I cycled up to the National Museum, a place so full of intrigue I spent three hours in the first half of the first room. I got lost in the curated woods of Echoes of the Urals, an exhibition about Finno-Ugric peoples — the languages, stories, traditions — and thought of my mother, who was once locked in the Robin Hood Experience in Nottingham after it had closed for the evening, and found herself stuck in the arrow-pestered trees of a reconstructed Sherwood Forest.
Zipping about on the city’s electric bikes, I found more places to love. I tried blockprinting at Typa, the paper museum, and made my own sheet of paper, the colour of moss.
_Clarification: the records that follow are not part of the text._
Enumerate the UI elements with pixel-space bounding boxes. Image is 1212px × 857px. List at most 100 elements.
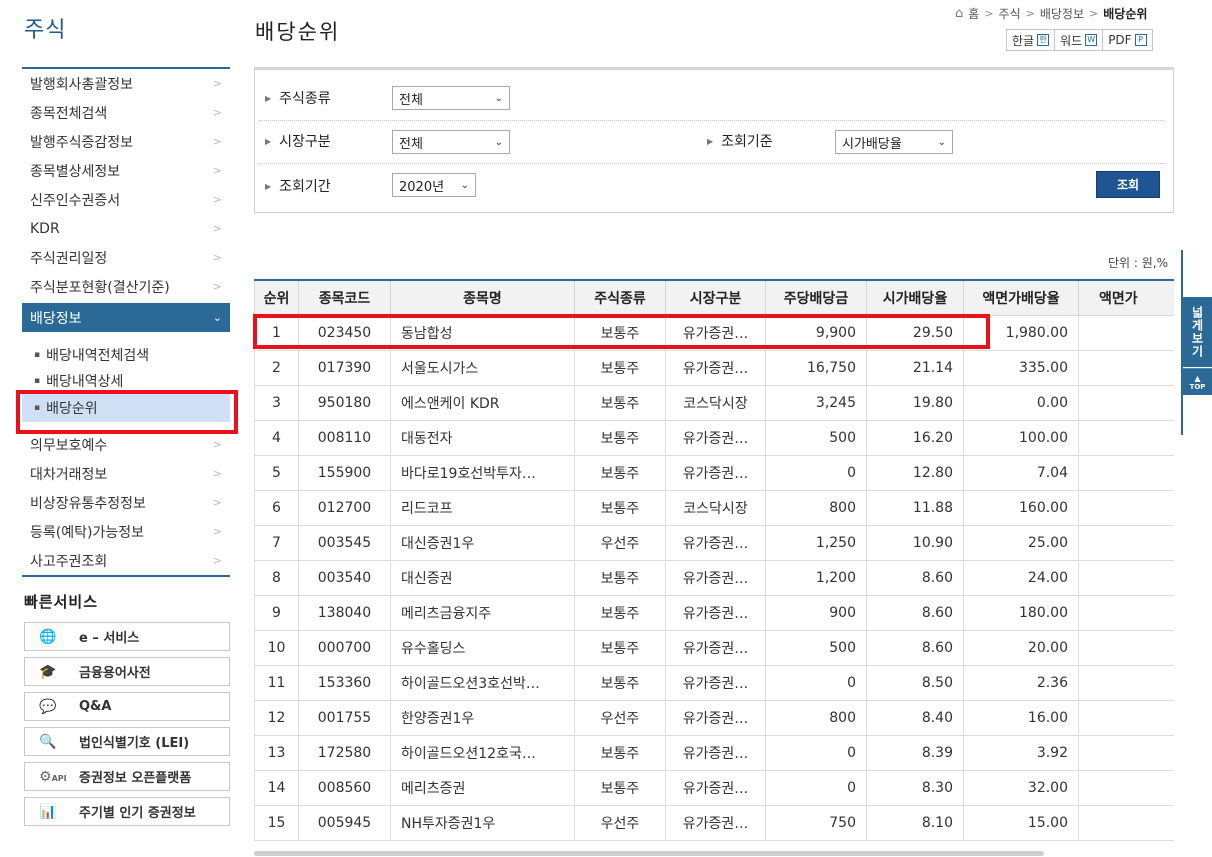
table-row[interactable]: 6012700리드코프보통주코스닥시장80011.88160.005 <box>254 489 1174 526</box>
table-row[interactable]: 10000700유수홀딩스보통주유가증권…5008.6020.002,5 <box>254 629 1174 666</box>
scroll-top-button[interactable]: ▲ TOP <box>1183 368 1212 395</box>
cell-market: 유가증권… <box>665 734 766 771</box>
table-row[interactable]: 11153360하이골드오션3호선박…보통주유가증권…08.502.365,0 <box>254 664 1174 701</box>
menu-item[interactable]: 사고주권조회 > <box>22 546 230 575</box>
table-row[interactable]: 15005945NH투자증권1우우선주유가증권…7508.1015.005,0 <box>254 804 1174 841</box>
graduation-cap-icon: 🎓 <box>39 663 57 680</box>
horizontal-scrollbar[interactable] <box>254 851 1044 856</box>
cell-dps: 800 <box>765 489 867 526</box>
submenu-item-selected[interactable]: ▪ 배당순위 <box>16 390 238 434</box>
chevron-right-icon: > <box>212 135 222 148</box>
menu-item[interactable]: 주식권리일정 > <box>22 243 230 272</box>
cell-face-value: 5,0 <box>1078 664 1174 701</box>
export-pdf-button[interactable]: PDF P <box>1102 29 1153 51</box>
cell-name: 대동전자 <box>390 419 575 456</box>
cell-stock-type: 보통주 <box>574 384 666 421</box>
breadcrumb-item[interactable]: 배당정보 <box>1040 5 1084 22</box>
market-label-text: 시장구분 <box>279 134 331 150</box>
hwp-icon: 한 <box>1037 34 1050 46</box>
quick-button-label: e – 서비스 <box>79 631 140 646</box>
table-row[interactable]: 8003540대신증권보통주유가증권…1,2008.6024.005,0 <box>254 559 1174 596</box>
chevron-down-icon: ⌄ <box>937 136 946 148</box>
document-search-icon: 🔍 <box>39 733 57 750</box>
menu-item-label: KDR <box>30 220 60 237</box>
criteria-select[interactable]: 시가배당율 ⌄ <box>835 130 953 154</box>
table-row[interactable]: 2017390서울도시가스보통주유가증권…16,75021.14335.005,… <box>254 349 1174 386</box>
submenu-item-label: 배당내역전체검색 <box>46 348 150 364</box>
table-row[interactable]: 1023450동남합성보통주유가증권…9,90029.501,980.005 <box>254 314 1174 351</box>
cell-stock-type: 보통주 <box>574 559 666 596</box>
breadcrumb-item[interactable]: 홈 <box>968 5 979 22</box>
menu-item[interactable]: 신주인수권증서 > <box>22 185 230 214</box>
menu-item[interactable]: 종목별상세정보 > <box>22 156 230 185</box>
quick-eservice-button[interactable]: 🌐 e – 서비스 <box>24 622 230 651</box>
section-title: 주식 <box>24 18 67 43</box>
table-row[interactable]: 12001755한양증권1우우선주유가증권…8008.4016.005,0 <box>254 699 1174 736</box>
menu-item[interactable]: 주식분포현황(결산기준) > <box>22 272 230 301</box>
menu-item[interactable]: KDR > <box>22 214 230 243</box>
cell-code: 023450 <box>298 314 391 351</box>
cell-market: 유가증권… <box>665 664 766 701</box>
cell-code: 155900 <box>298 454 391 491</box>
cell-stock-type: 우선주 <box>574 524 666 561</box>
cell-yield: 29.50 <box>866 314 964 351</box>
cell-face-yield: 100.00 <box>963 419 1079 456</box>
breadcrumb: ⌂ 홈 > 주식 > 배당정보 > 배당순위 <box>955 5 1147 22</box>
table-row[interactable]: 3 950180 에스앤케이 KDR 보통주 코스닥시장 3,245 19.80 0.00 <box>254 384 1174 421</box>
cell-face-yield: 2.36 <box>963 664 1079 701</box>
cell-face-yield: 25.00 <box>963 524 1079 561</box>
quick-lei-button[interactable]: 🔍 법인식별기호 (LEI) <box>24 727 230 756</box>
cell-rank: 11 <box>254 664 299 701</box>
cell-face-value: 5 <box>1078 314 1174 351</box>
breadcrumb-item[interactable]: 주식 <box>999 5 1021 22</box>
submenu-item[interactable]: ▪ 배당내역전체검색 <box>32 342 230 368</box>
quick-button-label: 주기별 인기 증권정보 <box>79 806 196 821</box>
menu-item-dividend-active[interactable]: 배당정보 ⌄ <box>22 303 230 332</box>
cell-yield: 11.88 <box>866 489 964 526</box>
cell-market: 유가증권… <box>665 769 766 806</box>
menu-item[interactable]: 비상장유통추정정보 > <box>22 488 230 517</box>
quick-open-platform-button[interactable]: ⚙API 증권정보 오픈플랫폼 <box>24 762 230 791</box>
pdf-icon: P <box>1134 34 1147 46</box>
cell-market: 유가증권… <box>665 314 766 351</box>
cell-stock-type: 보통주 <box>574 629 666 666</box>
chevron-right-icon: > <box>212 525 222 538</box>
table-row[interactable]: 9138040메리츠금융지주보통주유가증권…9008.60180.005 <box>254 594 1174 631</box>
cell-market: 유가증권… <box>665 454 766 491</box>
market-value: 전체 <box>399 136 423 152</box>
bullet-icon: ▪ <box>34 376 41 386</box>
menu-item[interactable]: 의무보호예수 > <box>22 430 230 459</box>
cell-code: 138040 <box>298 594 391 631</box>
cell-rank: 13 <box>254 734 299 771</box>
wide-view-tab[interactable]: 넓게보기 <box>1183 297 1212 367</box>
export-hwp-button[interactable]: 한글 한 <box>1006 29 1056 51</box>
table-row[interactable]: 7003545대신증권1우우선주유가증권…1,25010.9025.005,0 <box>254 524 1174 561</box>
criteria-value: 시가배당율 <box>842 136 902 152</box>
stock-type-select[interactable]: 전체 ⌄ <box>392 86 510 110</box>
table-row[interactable]: 4008110대동전자보통주유가증권…50016.20100.005 <box>254 419 1174 456</box>
cell-rank: 2 <box>254 349 299 386</box>
cell-yield: 8.39 <box>866 734 964 771</box>
period-select[interactable]: 2020년 ⌄ <box>392 173 476 197</box>
table-row[interactable]: 5155900바다로19호선박투자…보통주유가증권…012.807.045,0 <box>254 454 1174 491</box>
chevron-right-icon: > <box>212 193 222 206</box>
table-row[interactable]: 13172580하이골드오션12호국…보통주유가증권…08.393.925,0 <box>254 734 1174 771</box>
cell-name: 동남합성 <box>390 314 575 351</box>
menu-item-label: 발행회사총괄정보 <box>30 76 134 93</box>
sidebar-menu: 발행회사총괄정보 > 종목전체검색 > 발행주식증감정보 > 종목별상세정보 > 신주인… <box>16 67 238 577</box>
home-icon[interactable]: ⌂ <box>955 6 963 21</box>
search-button[interactable]: 조회 <box>1096 171 1160 198</box>
cell-yield: 8.60 <box>866 629 964 666</box>
menu-item[interactable]: 발행회사총괄정보 > <box>22 69 230 98</box>
market-select[interactable]: 전체 ⌄ <box>392 130 510 154</box>
menu-item[interactable]: 발행주식증감정보 > <box>22 127 230 156</box>
stock-type-label-text: 주식종류 <box>279 91 331 107</box>
menu-item[interactable]: 등록(예탁)가능정보 > <box>22 517 230 546</box>
table-row[interactable]: 14008560메리츠증권보통주유가증권…08.3032.001,0 <box>254 769 1174 806</box>
quick-qna-button[interactable]: 💬 Q&A <box>24 692 230 721</box>
menu-item[interactable]: 종목전체검색 > <box>22 98 230 127</box>
quick-glossary-button[interactable]: 🎓 금융용어사전 <box>24 657 230 686</box>
menu-item[interactable]: 대차거래정보 > <box>22 459 230 488</box>
export-word-button[interactable]: 워드 W <box>1054 29 1104 51</box>
quick-popular-info-button[interactable]: 📊 주기별 인기 증권정보 <box>24 797 230 826</box>
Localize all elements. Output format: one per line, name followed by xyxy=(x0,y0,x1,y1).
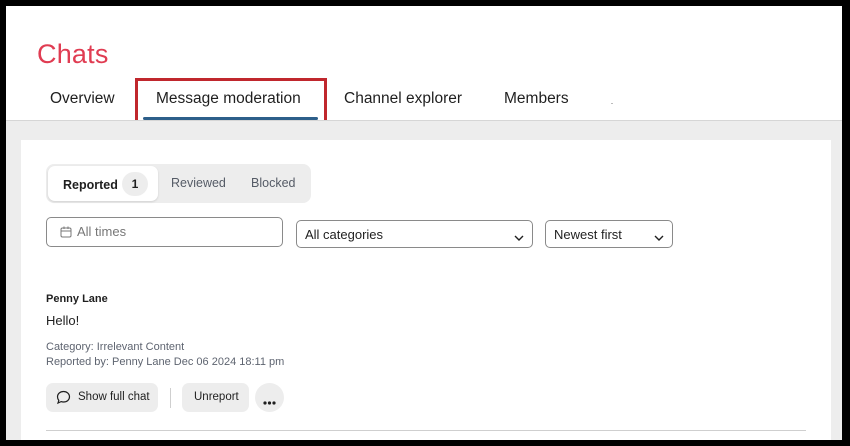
message-author: Penny Lane xyxy=(46,293,108,305)
tab-members[interactable]: Members xyxy=(504,90,569,108)
main-tabs: Overview Message moderation Channel expl… xyxy=(6,86,842,121)
unreport-button[interactable]: Unreport xyxy=(182,383,249,412)
decorative-dot xyxy=(611,103,613,104)
calendar-icon xyxy=(60,226,72,241)
segment-blocked[interactable]: Blocked xyxy=(251,176,295,190)
list-divider xyxy=(46,430,806,431)
category-select[interactable]: All categories xyxy=(296,220,533,248)
tab-channel-explorer[interactable]: Channel explorer xyxy=(344,90,462,108)
action-separator xyxy=(170,388,171,408)
report-category: Category: Irrelevant Content xyxy=(46,341,185,353)
status-segmented-control: Reported 1 Reviewed Blocked xyxy=(46,164,311,203)
segment-reported-label: Reported xyxy=(63,178,118,192)
show-full-chat-label: Show full chat xyxy=(78,391,150,403)
tab-overview[interactable]: Overview xyxy=(50,90,115,108)
chevron-down-icon xyxy=(514,230,524,245)
reported-count-badge: 1 xyxy=(122,172,148,196)
segment-reviewed[interactable]: Reviewed xyxy=(171,176,226,190)
segment-reported[interactable]: Reported 1 xyxy=(48,166,158,201)
show-full-chat-button[interactable]: Show full chat xyxy=(46,383,158,412)
chat-bubble-icon xyxy=(56,390,71,408)
report-reported-by: Reported by: Penny Lane Dec 06 2024 18:1… xyxy=(46,356,285,368)
message-text: Hello! xyxy=(46,313,80,328)
date-filter-placeholder: All times xyxy=(77,224,127,239)
date-filter-input[interactable]: All times xyxy=(46,217,283,247)
more-actions-button[interactable] xyxy=(255,383,284,412)
more-horizontal-icon xyxy=(263,396,276,408)
category-select-value: All categories xyxy=(305,227,384,242)
page-title: Chats xyxy=(37,39,109,69)
moderation-card: Reported 1 Reviewed Blocked All times Al… xyxy=(21,140,831,440)
chevron-down-icon xyxy=(654,230,664,245)
sort-select[interactable]: Newest first xyxy=(545,220,673,248)
app-window: Chats Overview Message moderation Channe… xyxy=(6,6,842,440)
sort-select-value: Newest first xyxy=(554,227,622,242)
unreport-label: Unreport xyxy=(194,391,239,403)
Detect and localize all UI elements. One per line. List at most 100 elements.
I loved the warm dusks and the sun-slanted mornings. One particular house in my area, lit up like a little theatre, drew me towards it in the evenings.
I would sit on a watchtower over bogland, and hear the cranes sending up their otherworldly cries
I soon discovered my favourite café: Naiiv, a relaxed, bohemian boat stuffed full of cushions and the perfect sort of writable-to music. I sat on the sofa on the deck, eating a raspberry pastry hot from the oven, and lighted on an excellent place to think.
The river kept me company in the days before I made friends in the city: and it brought me friends, too. I signed up for a nighttime canoe trip to watch the Perseid shower and the supermoon, and my canoe-mate told me as we paddled past my favourite little houseboat that it was, in fact, a floating sauna, and that I must try one. Next morning, searching online, the first hit was that very one: it was for hire. Three new friends joined me on the evening I’d booked it, and lucky they did — not just for their expertise with the sauna itself, but for the folktales that came out as we sat in the hot dark: about how the Devil favours the sauna at night; how (sleeping there alone) I must be careful to trick him. When we were sufficiently warm (and perturbed about devilish visits), we lowered ourselves into the black Emajõgi and swam against the current, looking up at the star-prickled sky and the woodburner blazing inside the sauna. We’d become those happy shadows I’d seen from the far bank.
It was these friends who showed me the bog, too: an unromantic sentence, but one of the most extraordinary places I’ve ever visited. We walked on deserted duckboards over blood-red moss, through stunted, twisted pines, to an iron-dark lake where we swam in the grainy dusk with the cranes, far-off, calling. It’s easy to see why the Estonian wetland is so full of folklore, a place where trees and pools, in a fit of pique, are said to move bodily across the land. It’s a landscape of story. I messaged my sister afterwards: it is the place of my heart.
My last day, and a rare morning of heavy rain: I dug my forgotten waterproof out of the bottom of my rucksack. I couldn’t swim under that heavy cloud, but there were other things to do. A friend wanted to show me a graveyard to the north of the river. When we arrived the place was thick with ferns, moss-bright. There was no one there, and I could glimpse paths between the trees, like lines from stories. There was something so singular about this place, this city, that I knew then it was somewhere I’d return to often, even from far away.
Penny Boxall’s debut poetry collection, Ship of the Line, won the 2016 Edwin Morgan Poetry Award. Her second collection, Who Goes There? followed in 2018. In Praise of Hands, a collaboration with woodblock artist Naoko Matsubara, was published by the Ashmolean Museum in 2020. She has won a Northern Writers’ Award and the Mslexia/PBS Poetry Competition. In 2019 she was Visiting Research Fellow in the Creative Arts at Merton College, Oxford. She is the Royal Literary Fund Fellow at Lucy Cavendish College, University of Cambridge, and has held residencies at Gladstone’s Library, the Château de Lavigny and Hawthornden Castle. Penny is working on a novel for children, which was awarded a grant from Arts Council England.